How much VRAM do I need for LoRA training?

Question

I’m trying to train a LoRA locally (not full fine-tuning) and I’m confused about how much VRAM I realistically need to avoid constant OOM errors. I’m looking at 7B vs 13B base models, and I’d like to train on 512–1024 token sequences with a small batch size (I can use gradient accumulation if needed). I also want to use mixed precision and maybe 4-bit/8-bit loading, but I’m not sure how much that actually saves during training. For stable LoRA training (not just barely running), what VRAM should I target for 7B and 13B, and what settings impact VRAM the most?

knjidsjrmy · Accepted Answer

Watch out for the “it loads in 4-bit so I’m safe” trap — you’ll still OOM from activations + optimizer states once you crank seq length, batch, and LoRA rank. Been there, same mood lol.

For your situation, I’d target ~12–16GB VRAM for comfy 7B LoRA at 512–1024 tokens (mixed precision, small micro-batch + grad accum). You can sometimes squeak by on ~8–10GB if you keep batch=1, lower rank, use checkpointing, but it’s kinda misery. For 13B, honestly 20–24GB feels “stable” for 1024 tokens; ~16GB can work at 512 tokens with aggressive tricks.
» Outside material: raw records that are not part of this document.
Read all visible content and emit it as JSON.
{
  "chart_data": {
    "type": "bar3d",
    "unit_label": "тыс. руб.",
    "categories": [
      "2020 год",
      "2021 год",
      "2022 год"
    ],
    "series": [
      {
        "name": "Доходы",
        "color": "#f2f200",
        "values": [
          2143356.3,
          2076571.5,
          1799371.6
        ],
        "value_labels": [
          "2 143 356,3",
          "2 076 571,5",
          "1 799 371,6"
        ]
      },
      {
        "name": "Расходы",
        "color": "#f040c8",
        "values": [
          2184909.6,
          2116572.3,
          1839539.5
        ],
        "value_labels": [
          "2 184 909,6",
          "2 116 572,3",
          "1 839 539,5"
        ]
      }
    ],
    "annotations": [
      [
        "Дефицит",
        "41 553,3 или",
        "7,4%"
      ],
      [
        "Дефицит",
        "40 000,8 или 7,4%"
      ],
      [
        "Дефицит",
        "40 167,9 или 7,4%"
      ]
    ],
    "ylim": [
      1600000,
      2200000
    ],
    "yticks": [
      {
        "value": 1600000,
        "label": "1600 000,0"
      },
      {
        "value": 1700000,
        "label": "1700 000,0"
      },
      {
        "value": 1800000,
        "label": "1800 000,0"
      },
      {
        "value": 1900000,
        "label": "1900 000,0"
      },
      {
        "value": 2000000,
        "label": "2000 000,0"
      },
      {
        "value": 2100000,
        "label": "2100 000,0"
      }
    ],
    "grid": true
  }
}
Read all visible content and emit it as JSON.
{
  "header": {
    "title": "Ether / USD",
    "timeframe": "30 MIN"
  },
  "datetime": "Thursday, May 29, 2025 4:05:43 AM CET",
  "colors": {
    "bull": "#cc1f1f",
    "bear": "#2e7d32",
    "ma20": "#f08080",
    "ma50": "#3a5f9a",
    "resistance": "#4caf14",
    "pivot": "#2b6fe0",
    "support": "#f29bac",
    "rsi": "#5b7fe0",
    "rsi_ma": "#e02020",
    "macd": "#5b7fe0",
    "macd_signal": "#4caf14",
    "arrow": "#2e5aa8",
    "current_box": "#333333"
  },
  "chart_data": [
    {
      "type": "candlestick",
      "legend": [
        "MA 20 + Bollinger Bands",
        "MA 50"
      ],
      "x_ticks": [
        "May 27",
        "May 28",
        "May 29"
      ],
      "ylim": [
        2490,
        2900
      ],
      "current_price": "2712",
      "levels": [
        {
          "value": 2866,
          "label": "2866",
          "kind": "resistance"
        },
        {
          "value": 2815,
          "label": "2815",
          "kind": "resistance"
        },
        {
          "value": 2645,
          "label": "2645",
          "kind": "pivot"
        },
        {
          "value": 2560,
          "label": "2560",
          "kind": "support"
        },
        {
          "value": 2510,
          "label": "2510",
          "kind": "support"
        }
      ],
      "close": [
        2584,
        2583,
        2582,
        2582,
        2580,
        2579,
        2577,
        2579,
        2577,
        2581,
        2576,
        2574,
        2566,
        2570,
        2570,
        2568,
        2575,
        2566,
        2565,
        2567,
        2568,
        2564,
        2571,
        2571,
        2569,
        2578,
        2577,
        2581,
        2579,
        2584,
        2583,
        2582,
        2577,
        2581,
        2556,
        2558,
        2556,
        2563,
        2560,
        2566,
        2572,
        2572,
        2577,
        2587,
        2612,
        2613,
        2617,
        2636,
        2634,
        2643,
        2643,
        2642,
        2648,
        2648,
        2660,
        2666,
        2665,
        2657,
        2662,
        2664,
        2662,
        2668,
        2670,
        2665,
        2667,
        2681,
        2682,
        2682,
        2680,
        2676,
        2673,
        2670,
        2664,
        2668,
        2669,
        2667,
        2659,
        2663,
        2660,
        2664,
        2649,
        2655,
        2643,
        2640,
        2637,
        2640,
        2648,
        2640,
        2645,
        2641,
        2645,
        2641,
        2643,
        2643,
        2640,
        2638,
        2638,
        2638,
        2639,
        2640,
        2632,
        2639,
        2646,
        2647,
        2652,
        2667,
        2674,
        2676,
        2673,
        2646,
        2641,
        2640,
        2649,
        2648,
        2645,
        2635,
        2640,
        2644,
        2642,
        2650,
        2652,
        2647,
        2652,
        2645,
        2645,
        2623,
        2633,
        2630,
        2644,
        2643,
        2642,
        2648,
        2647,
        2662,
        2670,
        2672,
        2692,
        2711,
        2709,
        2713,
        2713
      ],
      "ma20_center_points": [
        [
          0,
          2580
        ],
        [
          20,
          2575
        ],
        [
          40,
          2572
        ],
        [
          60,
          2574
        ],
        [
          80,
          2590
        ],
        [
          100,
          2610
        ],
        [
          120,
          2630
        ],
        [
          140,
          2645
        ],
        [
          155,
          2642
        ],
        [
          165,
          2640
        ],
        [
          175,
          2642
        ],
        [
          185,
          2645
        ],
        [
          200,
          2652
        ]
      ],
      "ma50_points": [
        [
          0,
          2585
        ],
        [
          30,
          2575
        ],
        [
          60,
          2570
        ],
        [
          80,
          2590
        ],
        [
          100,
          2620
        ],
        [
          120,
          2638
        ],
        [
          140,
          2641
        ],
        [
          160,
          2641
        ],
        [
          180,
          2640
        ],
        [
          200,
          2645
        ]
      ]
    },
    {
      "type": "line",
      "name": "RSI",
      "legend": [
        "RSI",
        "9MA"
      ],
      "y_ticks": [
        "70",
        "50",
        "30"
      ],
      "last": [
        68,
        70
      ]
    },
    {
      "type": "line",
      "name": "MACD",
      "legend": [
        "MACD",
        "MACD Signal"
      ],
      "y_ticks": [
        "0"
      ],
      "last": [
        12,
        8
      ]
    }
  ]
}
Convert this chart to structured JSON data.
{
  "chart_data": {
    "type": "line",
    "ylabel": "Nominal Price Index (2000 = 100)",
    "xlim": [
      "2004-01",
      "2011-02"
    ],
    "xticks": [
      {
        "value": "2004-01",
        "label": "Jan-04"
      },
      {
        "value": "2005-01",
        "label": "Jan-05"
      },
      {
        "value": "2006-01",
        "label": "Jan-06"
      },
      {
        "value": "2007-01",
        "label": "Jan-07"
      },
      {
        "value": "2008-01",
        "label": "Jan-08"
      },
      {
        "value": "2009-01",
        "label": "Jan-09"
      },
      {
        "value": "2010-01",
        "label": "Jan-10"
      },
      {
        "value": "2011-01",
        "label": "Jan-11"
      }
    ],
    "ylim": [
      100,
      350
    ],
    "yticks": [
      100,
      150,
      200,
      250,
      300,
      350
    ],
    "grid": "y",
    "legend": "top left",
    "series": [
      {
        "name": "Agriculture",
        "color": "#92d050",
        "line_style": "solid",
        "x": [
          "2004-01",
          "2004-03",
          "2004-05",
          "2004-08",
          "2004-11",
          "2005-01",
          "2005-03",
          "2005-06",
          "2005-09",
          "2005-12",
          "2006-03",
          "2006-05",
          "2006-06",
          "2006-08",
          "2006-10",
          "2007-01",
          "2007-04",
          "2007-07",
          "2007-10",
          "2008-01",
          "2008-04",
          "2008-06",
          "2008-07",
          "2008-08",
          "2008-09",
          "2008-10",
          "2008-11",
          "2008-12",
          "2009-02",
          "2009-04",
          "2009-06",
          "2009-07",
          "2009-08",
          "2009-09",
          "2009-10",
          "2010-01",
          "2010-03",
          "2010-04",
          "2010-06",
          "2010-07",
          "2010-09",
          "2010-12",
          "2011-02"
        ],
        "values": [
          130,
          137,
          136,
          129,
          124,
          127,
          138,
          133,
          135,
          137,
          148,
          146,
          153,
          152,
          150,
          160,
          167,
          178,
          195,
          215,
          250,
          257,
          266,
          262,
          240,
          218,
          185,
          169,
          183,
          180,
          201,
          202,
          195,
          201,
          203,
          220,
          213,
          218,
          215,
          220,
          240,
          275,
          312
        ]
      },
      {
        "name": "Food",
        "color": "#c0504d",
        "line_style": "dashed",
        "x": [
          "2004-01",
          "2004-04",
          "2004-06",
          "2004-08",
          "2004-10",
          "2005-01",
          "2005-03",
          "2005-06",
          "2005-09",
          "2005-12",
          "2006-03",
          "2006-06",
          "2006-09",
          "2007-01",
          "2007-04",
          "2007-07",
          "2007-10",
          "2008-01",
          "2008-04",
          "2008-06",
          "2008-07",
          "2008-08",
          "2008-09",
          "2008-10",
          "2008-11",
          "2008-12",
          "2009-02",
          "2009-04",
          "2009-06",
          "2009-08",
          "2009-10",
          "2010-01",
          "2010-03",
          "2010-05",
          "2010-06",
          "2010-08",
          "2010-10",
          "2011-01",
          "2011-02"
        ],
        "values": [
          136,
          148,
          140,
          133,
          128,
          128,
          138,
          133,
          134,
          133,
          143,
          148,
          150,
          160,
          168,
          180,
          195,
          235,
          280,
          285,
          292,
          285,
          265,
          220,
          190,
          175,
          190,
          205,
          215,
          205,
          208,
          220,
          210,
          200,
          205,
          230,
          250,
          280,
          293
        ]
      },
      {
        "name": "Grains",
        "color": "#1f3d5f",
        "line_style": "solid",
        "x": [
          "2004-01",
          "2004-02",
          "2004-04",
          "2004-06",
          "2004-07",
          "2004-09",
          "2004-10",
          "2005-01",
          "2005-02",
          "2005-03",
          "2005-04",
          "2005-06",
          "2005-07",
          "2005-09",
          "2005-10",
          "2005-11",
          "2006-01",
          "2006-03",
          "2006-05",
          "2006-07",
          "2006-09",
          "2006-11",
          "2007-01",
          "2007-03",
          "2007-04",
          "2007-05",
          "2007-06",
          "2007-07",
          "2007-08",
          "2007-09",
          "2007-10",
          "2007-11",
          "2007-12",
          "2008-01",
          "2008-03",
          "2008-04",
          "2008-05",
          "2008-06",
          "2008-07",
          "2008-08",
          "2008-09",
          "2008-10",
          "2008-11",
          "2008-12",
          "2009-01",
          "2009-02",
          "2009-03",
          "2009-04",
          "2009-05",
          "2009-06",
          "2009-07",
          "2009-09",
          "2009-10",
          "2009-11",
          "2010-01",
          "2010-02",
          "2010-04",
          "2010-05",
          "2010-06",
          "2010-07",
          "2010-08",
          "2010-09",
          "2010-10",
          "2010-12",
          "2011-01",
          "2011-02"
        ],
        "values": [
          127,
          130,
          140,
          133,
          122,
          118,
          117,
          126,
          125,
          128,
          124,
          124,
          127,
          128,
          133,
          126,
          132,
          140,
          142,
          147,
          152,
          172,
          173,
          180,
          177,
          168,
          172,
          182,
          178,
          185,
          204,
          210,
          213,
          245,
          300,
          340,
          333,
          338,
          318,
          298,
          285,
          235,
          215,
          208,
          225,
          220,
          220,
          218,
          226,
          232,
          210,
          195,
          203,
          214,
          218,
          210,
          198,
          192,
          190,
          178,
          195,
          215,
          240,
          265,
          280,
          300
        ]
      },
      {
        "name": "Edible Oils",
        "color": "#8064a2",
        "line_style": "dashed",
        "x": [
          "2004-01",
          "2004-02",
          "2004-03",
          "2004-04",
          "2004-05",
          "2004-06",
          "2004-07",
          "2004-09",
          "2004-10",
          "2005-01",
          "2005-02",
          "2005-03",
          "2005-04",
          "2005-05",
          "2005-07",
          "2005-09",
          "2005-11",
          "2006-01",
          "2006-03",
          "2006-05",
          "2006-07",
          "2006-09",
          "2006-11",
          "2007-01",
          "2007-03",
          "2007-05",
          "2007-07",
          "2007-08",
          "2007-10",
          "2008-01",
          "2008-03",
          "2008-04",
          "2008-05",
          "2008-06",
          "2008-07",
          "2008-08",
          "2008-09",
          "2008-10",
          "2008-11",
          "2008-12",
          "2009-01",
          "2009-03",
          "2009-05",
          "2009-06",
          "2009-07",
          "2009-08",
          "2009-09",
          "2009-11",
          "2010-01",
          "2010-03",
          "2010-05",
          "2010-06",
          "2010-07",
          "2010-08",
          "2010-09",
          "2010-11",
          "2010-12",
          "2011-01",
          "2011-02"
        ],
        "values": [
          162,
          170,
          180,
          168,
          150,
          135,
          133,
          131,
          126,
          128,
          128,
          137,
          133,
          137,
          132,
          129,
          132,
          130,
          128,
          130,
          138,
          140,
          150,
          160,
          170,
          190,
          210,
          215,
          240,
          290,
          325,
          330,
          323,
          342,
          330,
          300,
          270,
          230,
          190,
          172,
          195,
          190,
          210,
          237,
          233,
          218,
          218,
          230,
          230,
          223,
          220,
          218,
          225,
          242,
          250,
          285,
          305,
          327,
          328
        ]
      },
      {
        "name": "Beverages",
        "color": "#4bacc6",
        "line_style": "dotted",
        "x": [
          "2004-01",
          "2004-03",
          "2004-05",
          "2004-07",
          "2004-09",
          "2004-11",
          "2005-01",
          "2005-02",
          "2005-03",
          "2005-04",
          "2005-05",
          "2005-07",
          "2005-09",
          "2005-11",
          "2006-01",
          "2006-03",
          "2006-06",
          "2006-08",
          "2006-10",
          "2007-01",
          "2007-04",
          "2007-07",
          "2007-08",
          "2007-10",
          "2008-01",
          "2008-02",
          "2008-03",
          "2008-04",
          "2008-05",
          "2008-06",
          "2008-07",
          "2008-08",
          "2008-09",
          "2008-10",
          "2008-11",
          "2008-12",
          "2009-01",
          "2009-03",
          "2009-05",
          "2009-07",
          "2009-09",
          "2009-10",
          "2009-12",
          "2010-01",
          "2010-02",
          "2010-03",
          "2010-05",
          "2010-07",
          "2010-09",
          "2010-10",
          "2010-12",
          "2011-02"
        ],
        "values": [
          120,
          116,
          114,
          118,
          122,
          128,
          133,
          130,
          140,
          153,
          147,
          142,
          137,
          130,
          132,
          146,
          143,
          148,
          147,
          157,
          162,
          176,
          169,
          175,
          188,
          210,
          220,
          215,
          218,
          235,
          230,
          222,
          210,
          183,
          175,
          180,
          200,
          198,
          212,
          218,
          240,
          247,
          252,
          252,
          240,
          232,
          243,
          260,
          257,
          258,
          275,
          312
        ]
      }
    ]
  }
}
Biggest VRAM knobs: sequence length (huge), micro-batch size, gradient checkpointing (saves a ton), LoRA rank/target modules, and whether you use an 8-bit optimizer. Good luck, cheers

yeznkdnklk · Answer

Been using this for years, no complaints

Astral90 · Answer

Basically, everyone here is spot on about activations being the real bottleneck rather than just the model weights. If you look at the math, a 7B model in 4-bit (QLoRA) only takes about 5GB for weights, but your optimizer states and gradients for even a modest rank LoRA will eat several more GBs. The real VRAM killer is the KV cache and activations at 1024 sequence length. If you go with something like the NVIDIA GeForce RTX 4090 24GB, you get access to Flash Attention 2 and Xformers, which are way more memory efficient for those longer sequences compared to older tech. Comparing brands, while the AMD Radeon RX 7900 XTX 24GB has the raw VRAM for a better price, the software ecosystem for bitsandbytes and PEFT is just much more mature on the NVIDIA side. If you are serious about 13B models, dont settle for less than 24GB. Youll still need gradient checkpointing turned on to keep from hitting OOM, but it makes the process actually usable instead of a constant headache. Tbh, 24GB is the sweet spot for 7B/13B LoRAs right now.